From House To Home
ISSUE: May 2006
Published in profiles •rosies_view | 0 Comments, Talk about this article »
Enjoy this post? Share it:
The pool at my family’s house in New Jersey is its own fabulous time warp. Dug in 1970, it’s large and rectangular and gets repainted in the original psychedelic flower and bubble pattern that made its groovy debut 36 years ago. Even the blue fiberglass slide still stands near the shallow end, its continued presence ever pleasing to my keenly developed taste for childhood nostalgia. That, and it’s pretty amusing when on the rare occasion, someone decides to slide down, not realizing that the water hose stopped working around ‘87. The screeching noise that a wet bathing suit makes against the dry slide—and the corresponding look of surprised worry—is always a crowd pleaser.
Summers in New Jersey meant practically living in the pool. When I was around 4 years old, I swam around using a contraption made of a rainbow colored belt attached to a Styrofoam bubble (still have it) until I was proficient on my own. When that day came, it was only when my lips were blue, my fingers were shriveled, and I was visibly shivering that I emerged from the water to eat Jersey Mike’s subs under a blue and red Cinzano umbrella, the scent of chlorine and Coppertone lingering in the hot breeze.
Our quirky pool area with the two old-fashioned changing cabanas was host to a yearly parade of flip-flop clad friends wielding inner tubes, goggles, and flippers.

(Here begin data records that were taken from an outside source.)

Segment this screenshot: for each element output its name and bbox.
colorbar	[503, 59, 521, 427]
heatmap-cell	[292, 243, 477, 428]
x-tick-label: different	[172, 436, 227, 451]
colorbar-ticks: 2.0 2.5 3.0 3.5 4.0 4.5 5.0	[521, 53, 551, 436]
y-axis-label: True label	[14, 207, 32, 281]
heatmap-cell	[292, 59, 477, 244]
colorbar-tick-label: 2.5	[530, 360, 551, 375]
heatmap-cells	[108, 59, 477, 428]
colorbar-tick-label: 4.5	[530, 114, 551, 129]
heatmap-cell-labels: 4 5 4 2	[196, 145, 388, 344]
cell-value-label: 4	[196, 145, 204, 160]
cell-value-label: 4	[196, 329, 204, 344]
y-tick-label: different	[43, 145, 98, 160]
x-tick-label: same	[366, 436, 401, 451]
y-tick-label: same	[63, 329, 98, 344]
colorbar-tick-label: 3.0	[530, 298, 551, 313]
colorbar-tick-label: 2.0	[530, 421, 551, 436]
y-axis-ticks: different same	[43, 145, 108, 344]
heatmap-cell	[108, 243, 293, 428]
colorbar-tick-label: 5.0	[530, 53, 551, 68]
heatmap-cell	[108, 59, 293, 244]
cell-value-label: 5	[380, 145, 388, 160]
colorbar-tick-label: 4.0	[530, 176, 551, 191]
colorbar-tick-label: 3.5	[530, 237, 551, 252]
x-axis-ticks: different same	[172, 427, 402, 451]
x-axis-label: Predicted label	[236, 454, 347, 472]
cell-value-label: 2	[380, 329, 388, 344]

Countless cannonballs, belly-flops, back flips, and doggie-paddle races transpired during its heyday. I’ve been thrown in with my clothes on, sneaked in with my clothes off, and floated on my back, gazing at the early September sky—willing summer to stay forever. With a slide and diving board that was once in use simultaneously, I can close my eyes and recall the sound of summer as a distinct chorus of the delighted splashing, shrieking, and laughter of children.
The kids are all long-since grown and there aren’t many people around to use the pool anymore. Could be the fact that it’s 13 feet deep, always loaded with bugs and leaves, and completely shaded by trees that scares off the very same people who once played Marco Polo with abandon. Regardless, we all still gather around it every summer, having parties and barbecues, occasionally glancing at its time-worn bubbles and flowers that quietly rest beneath the still water.